Google fundó RESIN en 2018, integrándolo en la división de cumplimiento e integridad de la compañía. Se creó poco después de que expertos en inteligencia artificial y otros miembros de la compañía, que sumaban más de tres mil empleados, levantaran su voz en señal de protesta con una carta abierta dirigida a la Dirección de la compañía, por el llamado Proyecto Maven que ayudaba al Pentágono a mejorar la precisión de sus ataques militares con drones. Tras las sonoras protestas, Google decidió no renovar el contrato y abandonar el proyecto.
El controvertido proyecto desencadenó una profunda crisis en el interior de Google, afectando a la imagen reputacional de la compañía. De ahí, la creación de RESIN. Se buscaba revertir la situación, mostrando el compromiso de Google con el desarrollo ético de la inteligencia artificial.
Transcurridos los años y olvidada la crisis causada por el Proyecto Maven, Google reorganizó RESIN. El grupo se integró en la división de asuntos globales, dando de baja a su directora y fundadora Jen Gennai. Tras este movimiento surgen dudas y cierto escepticismo sobre las intenciones de la compañía de equilibrar sus ambiciones en inteligencia artificial con sus compromisos éticos, especialmente ahora que la empresa enfrenta una competencia y presión cada vez mayores en el campo de la inteligencia artificial generativa, donde herramientas ChatGPT o Grok, están desafiando el dominio de Google en las búsquedas de Internet.
No es el primer movimiento de Google.
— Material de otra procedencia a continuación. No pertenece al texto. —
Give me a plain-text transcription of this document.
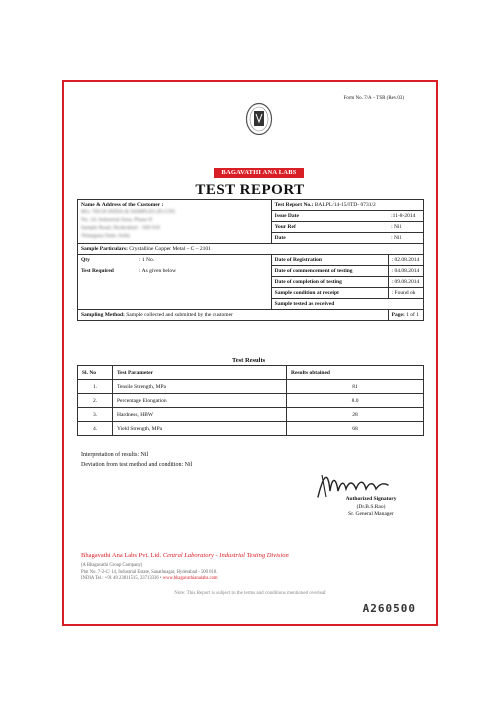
Form No. 7/A – TSR (Rev.03)
BAGAVATHI ANA LABS
TEST REPORT
Name & Address of the Customer :
M/s. TECH INDIA & SAMPLES (P) LTD.
No. 24, Industrial Area, Phase II
Sample Road, Hyderabad - 500 018
Telangana State, India		Test Report No.: BALPL/14-15/ITD- 0731/2	
		Issue Date	:11-8-2014
		Your Ref	: Nil
		Date	: Nil
Sample Particulars: Crystalline Copper Metal – C – 2101			
Qty	: 1 No.	Date of Registration	: 02.08.2014
Test Required	: As given below	Date of commencement of testing	: 04.08.2014
		Date of completion of testing	: 09.08.2014
		Sample condition at receipt	: Found ok
		Sample tested as received	
Sampling Method: Sample collected and submitted by the customer			Page: 1 of 1
Test Results
Sl. No	Test Parameter	Results obtained
1.	Tensile Strength, MPa	81
2.	Percentage Elongation	8.0
3.	Hardness, HBW	28
4.	Yield Strength, MPa	68
Interpretation of results: Nil
Deviation from test method and condition: Nil
Authorized Signatory
(Dr.B.S.Rao)
Sr. General Manager
Bhagavathi Ana Labs Pvt. Ltd. Central Laboratory - Industrial Testing Division
(A Bhagavathi Group Company)
Plot No. 7-2-C/ 14, Industrial Estate, Sanathnagar, Hyderabad - 500 018.
INDIA Tel.: +91 40 23811515, 23713336 • www.bhagavathianalabs.com
Note: This Report is subject to the terms and conditions mentioned overleaf
A260500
En el año 2023 fusionó su laboratorio de inteligencia artificial, DeepMind, con sede en Reino Unido, que está detrás de algunos de sus logros más innovadores en inteligencia artificial, como AlphaGo y AlphaFold, con su principal equipo de investigación Google Brain, para formar Google DeepMind.
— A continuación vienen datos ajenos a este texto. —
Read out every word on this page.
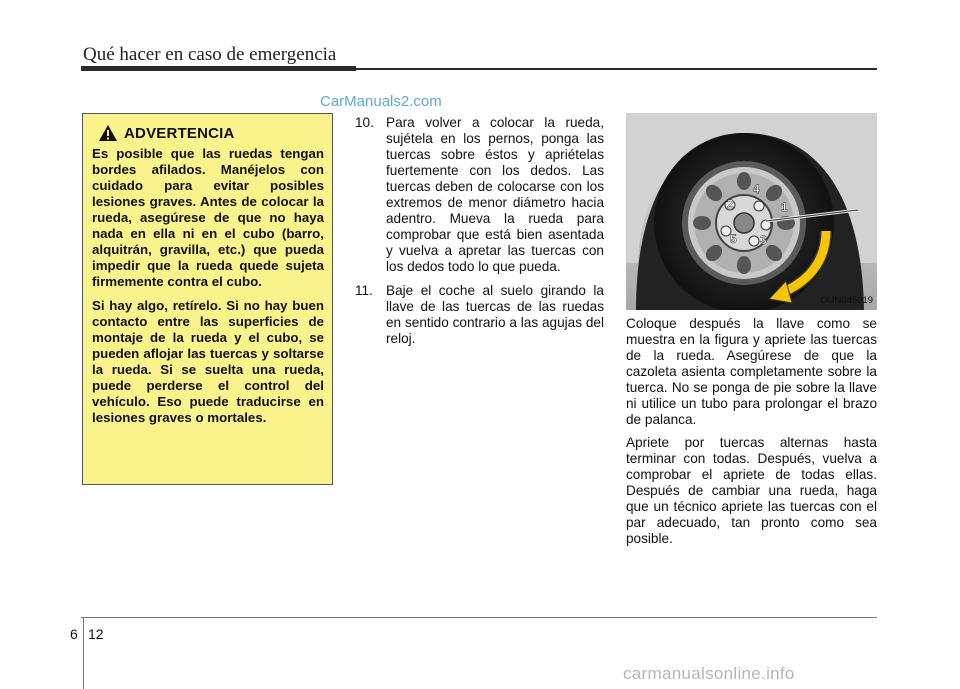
Qué hacer en caso de emergencia
CarManuals2.com
ADVERTENCIA

Es posible que las ruedas tengan bordes afilados. Manéjelos con cuidado para evitar posibles lesiones graves. Antes de colocar la rueda, asegúrese de que no haya nada en ella ni en el cubo (barro, alquitrán, gravilla, etc.) que pueda impedir que la rueda quede sujeta firmemente contra el cubo.

Si hay algo, retírelo. Si no hay buen contacto entre las superficies de montaje de la rueda y el cubo, se pueden aflojar las tuercas y soltarse la rueda. Si se suelta una rueda, puede perderse el control del vehículo. Eso puede traducirse en lesiones graves o mortales.

10. Para volver a colocar la rueda, sujétela en los pernos, ponga las tuercas sobre éstos y apriételas fuertemente con los dedos. Las tuercas deben de colocarse con los extremos de menor diámetro hacia adentro. Mueva la rueda para comprobar que está bien asentada y vuelva a apretar las tuercas con los dedos todo lo que pueda.
11. Baje el coche al suelo girando la llave de las tuercas de las ruedas en sentido contrario a las agujas del reloj.
1
2
3
4
5
OUN046019

Coloque después la llave como se muestra en la figura y apriete las tuercas de la rueda. Asegúrese de que la cazoleta asienta completamente sobre la tuerca. No se ponga de pie sobre la llave ni utilice un tubo para prolongar el brazo de palanca.

Apriete por tuercas alternas hasta terminar con todas. Después, vuelva a comprobar el apriete de todas ellas. Después de cambiar una rueda, haga que un técnico apriete las tuercas con el par adecuado, tan pronto como sea posible.

6 12
carmanualsonline.info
Como resultado de dicha fusión, la supervisión ética de los modelos de inteligencia artificial de Google ha cambiado. Ahora, la responsabilidad de revisar los productos y aplicaciones de inteligencia artificial generativa recae en el Consejo de Responsabilidad y Seguridad de Google DeepMind, desplazando a RESIN.
Conclusión
RESIN sirvió para sofocar la crisis tras la cual nació, convirtiéndose en el guardián de la ética de la inteligencia artificial en Google. Ahora, otros ocupan su lugar, pero a saber con que resultados.